MINISTER of State for Petroleum Resources, Mr. Ibe Kachikwu, yesterday, stated that federal government was on a crude oil output target of three million barrels of oil per day (bbl/d) within the next five years. Nigeria’s oil output had witnessed a steady growth to over 2.1 bbl/d from the low level of 1.4 bbl/d since suspension of Niger Delta hostilities mid last year.
However, Kachikwu said the industry would need to invest $10 billion every year on infrastructure for the next five years to achieve the target.
Speaking at the ongoing 2017 Nigerian Oil and Gas Conference in Abuja, Kachikwu disclosed that the importation of petroleum products would have to cease while efforts should be intensified so that the country achieves self-sufficiency in petroleum products refining.
He said, “Nigeria still remains the only country with the resources that we have, that has continued to import petroleum products. It is a shame on this country, it is a fraud on the system and we have got to end it.”

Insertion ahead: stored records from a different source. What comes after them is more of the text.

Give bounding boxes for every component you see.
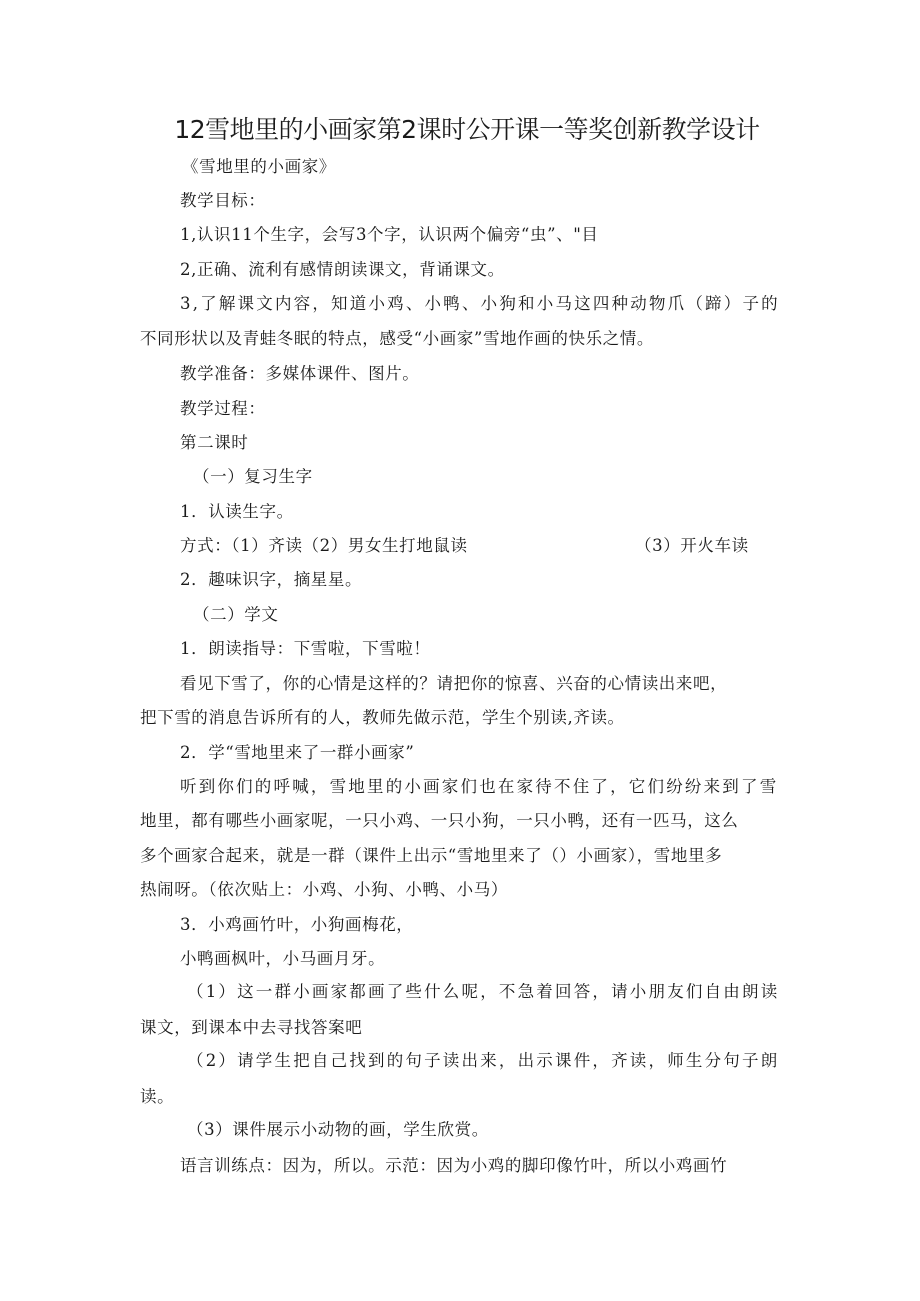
text-line: （3）课件展示小动物的画，学生欣赏。: [187, 1120, 489, 1139]
text-line: 听到你们的呼喊，雪地里的小画家们也在家待不住了，它们纷纷来到了雪: [180, 777, 779, 796]
text-line: 2．趣味识字，摘星星。: [180, 570, 363, 589]
text-line: 第二课时: [180, 433, 249, 452]
text-line: （二）学文: [193, 605, 279, 624]
text-line: （3）开火车读: [635, 536, 749, 555]
text-line: 教学准备：多媒体课件、图片。: [180, 364, 420, 383]
text-line: 教学过程：: [180, 399, 266, 418]
text-line: 读。: [140, 1087, 175, 1106]
text-line: 地里，都有哪些小画家呢，一只小鸡、一只小狗，一只小鸭，还有一匹马，这么: [140, 811, 739, 830]
text-line: 3．小鸡画竹叶，小狗画梅花，: [180, 915, 414, 934]
text-line: 多个画家合起来，就是一群（课件上出示“雪地里来了（）小画家），雪地里多: [140, 846, 723, 865]
text-line: 热闹呀。（依次贴上：小鸡、小狗、小鸭、小马）: [140, 880, 508, 899]
text-line: （2）请学生把自己找到的句子读出来，出示课件，齐读，师生分句子朗: [187, 1051, 780, 1070]
text-line: 语言训练点：因为，所以。示范：因为小鸡的脚印像竹叶，所以小鸡画竹: [180, 1156, 728, 1175]
text-line: 2,正确、流利有感情朗读课文，背诵课文。: [180, 260, 505, 279]
text-line: 教学目标：: [180, 191, 266, 210]
document-title: 12雪地里的小画家第2课时公开课一等奖创新教学设计: [174, 115, 760, 144]
text-line: 方式：（1）齐读（2）男女生打地鼠读: [180, 536, 468, 555]
text-line: 1．朗读指导：下雪啦，下雪啦！: [180, 639, 431, 658]
text-line: 看见下雪了，你的心情是这样的？请把你的惊喜、兴奋的心情读出来吧，: [180, 674, 728, 693]
text-line: （1）这一群小画家都画了些什么呢，不急着回答，请小朋友们自由朗读: [187, 982, 780, 1001]
text-line: 不同形状以及青蛙冬眠的特点，感受“小画家”雪地作画的快乐之情。: [140, 329, 654, 348]
text-line: 1,认识11个生字，会写3个字，认识两个偏旁“虫”、"目: [180, 225, 599, 244]
text-line: 把下雪的消息告诉所有的人，教师先做示范，学生个别读,齐读。: [140, 708, 625, 727]
text-line: 2．学“雪地里来了一群小画家”: [180, 743, 415, 762]
text-line: 课文，到课本中去寻找答案吧: [140, 1018, 363, 1037]
text-line: 3,了解课文内容，知道小鸡、小鸭、小狗和小马这四种动物爪（蹄）子的: [180, 294, 780, 313]
text-line: 《雪地里的小画家》: [182, 157, 336, 176]
text-line: 小鸭画枫叶，小马画月牙。: [180, 949, 386, 968]
text-line: 1．认读生字。: [180, 502, 294, 521]
text-line: （一）复习生字: [193, 467, 313, 486]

Kachikwu, however, stated that the Federal Government is committed to its 2018, 2019 template to end fuel importation, to ensure the survival of the petroleum industry and also ensure that the country’s refineries do not become scraps when the Dangote refinery eventually comes on stream.
“Everywhere you looked in the industry – whether it was the organizations that produce oil; whether it was the contractual basis that these things were founded on; whether it was the infrastructure that refused to work; whether it was the savings or investment culture that we had. Nigeria was simply not prepared for an environment of difficulty,” he declared.
Kachikwu noted that there are still some governance issues that needed to be completed, while he hoped that by April, the Federal Government would pay a substantial part of the arrears of the 2016 Joint Venture, JV, Cash Call to bring about a significant increase in Nigeria’s crude oil production.
He stated: “Government is not in a position to fund this infrastructure gap, so we are left with little alternative but to bring in private investors; work out terms that would enable us to begin to massively address the over $35 billion infrastructural gap that is essential for the oil industry to work effectively.
“Over the next four to five years, we need to find a way of bringing into this country an average of about $10 billion of investment every year in infrastructure. And that is essential if we are going to survive. And that infrastructure is going to go into pipelines, settle products all over the country; it is going to go into the refineries.”